George Kaufmann stuffed himself in the back of a laundry truck to get from the Garden of Allah to the railroad station at the height of the Astor affair, to avoid a subpoena.

Robert Benchley set up his temporary Hollywood residence in the Garden of Allah, among other east coast writers when they came out west to torture themselves with illusions of quick easy movie cash, their anxieties uncoiling in the permissive climate. Benchley was leery of traffic and called taxis to take him everywhere - for instance, to Schwab's Drugstore, directly across Sunset Boulevard.
Schwab's Drugstore is gone too. It was closed in 1986 and ten years later replaced with a fancy complex anchored by a Virgin Megastore, with a six screen movie place and a California Pizza Kitchen. The eye is also looking at that.

See this -
In the movie "Sunset Blvd," William Holden's character calls Schwab's Drug Store "headquarters; a combination office, coffee klatch, and waiting room" for Hollywood writers. And so it was. F. Scott Fitzgerald (author of "The Great Gatsby") had a heart attack here in 1940, while buying a pack of cigarettes. Songwriter Harold Arlin wrote "Over the Rainbow" (from "The Wizard of Oz") by the light of the Schwab's neon sign. Charlie Chaplin and Harold Lloyd used to play pinball in the back room. And the rumor still persists that Lana Turner was discovered at Schwab's, but it isn't true.
Sic transit gloria mundi. But the billboard is cool.

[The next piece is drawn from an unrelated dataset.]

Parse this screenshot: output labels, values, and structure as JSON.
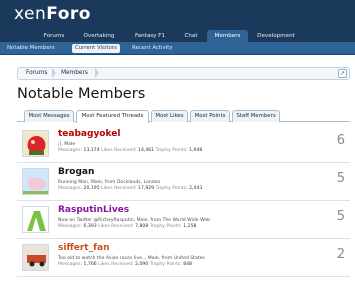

Billboard with big eyes, Sunset at Crescent Heights, Los Angeles (Sunset Strip)

Hollywood landmarks, Sunset at Crescent Heights, Los Angeles (Sunset Strip)

Hollywood landmarks, Sunset at Crescent Heights, Los Angeles (Sunset Strip)


The Whisky A Go-Go website has a bit of interesting history of the Sunset Strip, reprinting a 1981 article by William Overend from the Los Angeles Times, from November 1981. The key section is this -

... As early as 1964, it looked like the last of the old days had ended, to columnist Paul Coates of The Times.

"Sun has set on the Sunset Strip," the headline read.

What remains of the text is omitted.